Analisis UU No. 18 Tahun 2004 tentang Perkebunan: Konteks Historis & Informasi Tambahan
Berikut analisis mendalam sebagai dasar pemahaman atas UU No. 18/2004 beserta konteks yang perlu diketahui:
1. Latar Belakang Politik-Ekonomi
- Era Reformasi & Desentralisasi: UU ini lahir pasca-reformasi (1998), di mana terjadi pergeseran paradigma dari sentralisasi Orde Baru ke otonomi daerah (UU No. 22/1999 tentang Pemerintahan Daerah). Hal ini tercermin dalam pembagian kewenangan pengawasan perkebunan antara pemerintah pusat, provinsi, dan kabupaten/kota.
- Revisi UU Kolonial: UU ini menggantikan UU No. 5 Tahun 1967 tentang Ketentuan-Ketentuan Pokok Kehutanan dan Perkebunan yang berorientasi pada eksploitasi sumber daya untuk investasi asing. UU 1967 dinilai tidak lagi sesuai dengan prinsip keberlanjutan dan keadilan agraria pasca-reformasi.
2. Isu Krusial yang Melatarbelakangi
- Konflik Lahan: Maraknya sengketa tanah antara masyarakat adat, petani kecil, dan perusahaan perkebunan skala besar (terutama sawit dan karet) mendorong perlunya pengaturan ulang hak dan kewajiban pemegang Hak Guna Usaha (HGU).
- Tekanan Global: Kritik internasional terhadap deforestasi dan praktik land grabbing di sektor perkebunan Indonesia memaksa pemerintah memperkuat aspek lingkungan dan tata kelola dalam UU ini.
3. Poin Inovatif dalam UU No. 18/2004
- Keseimbangan Ekonomi-Lingkungan: Memasukkan prinsip keberlanjutan ekologis (Pasal 2) sebagai asas penyelenggaraan perkebunan, yang sebelumnya absen dalam UU 1967.
- Pemberdayaan Petani: Pengakuan terhadap perkebunan rakyat (Pasal 46-47) sebagai bagian integral sistem perkebunan nasional, termasuk skema kemitraan dengan perusahaan besar.
- Sanksi Administratif & Pidana: Pengaturan sanksi tegas bagi pelanggaran izin usaha (Pasal 47-50), seperti pencabutan HGU dan denda hingga 10 miliar rupiah.
4. Uji Materiil MK (Putusan No. 55/PUU-VIII/2010)
Mahkamah Konstitusi (MK) menguji Pasal 21 dan 47 terkait penguasaan lahan oleh perusahaan. MK menegaskan:
- Hak Masyarakat Adat: Penggunaan tanah untuk perkebunan harus memperhatikan hak ulayat dan kepemilikan tradisional.
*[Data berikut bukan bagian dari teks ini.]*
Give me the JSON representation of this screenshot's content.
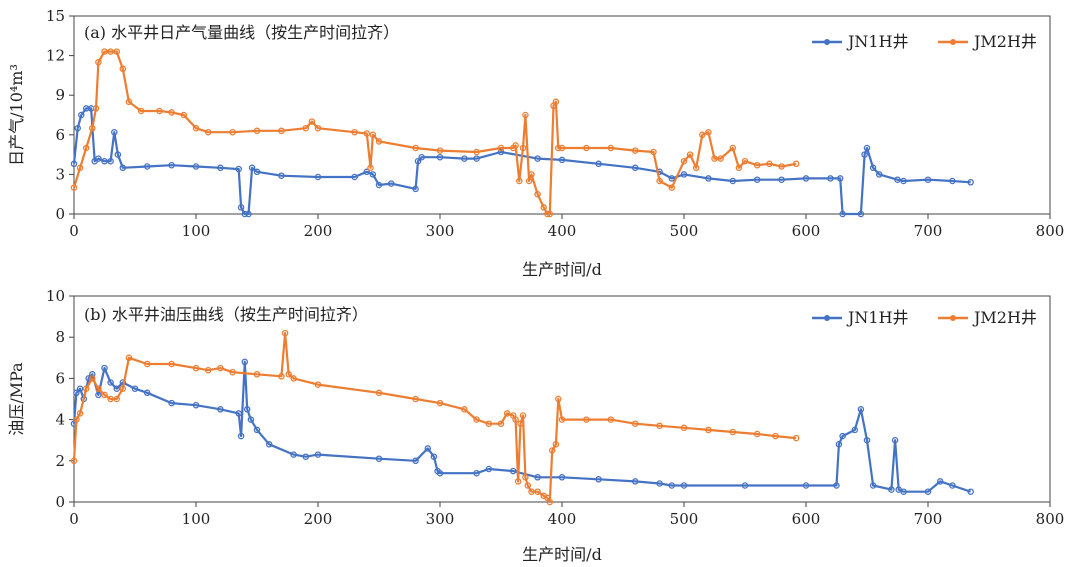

- Batasan Luas Lahan: MK menolak permohonan judicial review, sehingga ketentuan luas maksimal HGU (20.000 ha untuk perusahaan) tetap berlaku.
5. Tantangan Implementasi
- Tumpang Tindih Regulasi: Koordinasi lemah antara UU ini dengan UU Kehutanan (No. 41/1999) menyebabkan konflik kewenangan pengelolaan kawasan hutan untuk perkebunan.
- Lemahnya Pengawasan: Minimnya kapasitas SDM pemerintah daerah dalam mengawasi praktik illegal planting dan pelanggaran HGU.
6. Regulasi Turunan & Perkembangan Terkini
- UU ini dijabarkan dalam PP No. 18/2010 tentang Usaha Budidaya dan Pengolahan Hasil Perkebunan serta PP No. 24/2015 tentang Penanaman Modal di Bidang Usaha Perkebunan.
- Pada 2020, UU No. 11/2020 tentang Cipta Kerja merevisi beberapa ketentuan UU Perkebunan, terutama terkait penyederhanaan perizinan dan insentif investasi.
Catatan Penting
- Status "Tidak Berlaku": UU No. 18/2004 secara resmi dicabut dan digantikan oleh UU No. 39 Tahun 2014 tentang Perkebunan yang lebih menekankan pada perlindungan petani kecil dan penegakan sertifikasi berkelanjutan (ISPO).
- Dampak Global: UU ini menjadi dasar hukum Indonesia dalam merespons tekanan Uni Eropa terkait Deforestation-Free Regulation (EUDR) untuk ekspor komoditas perkebunan.
Kesimpulan: UU No. 18/2004 mencerminkan upaya transparansi dan reformasi tata kelola perkebunan pasca-Orde Baru, meski masih menyisakan tantangan implementasi, terutama dalam harmonisasi hak masyarakat dan investasi.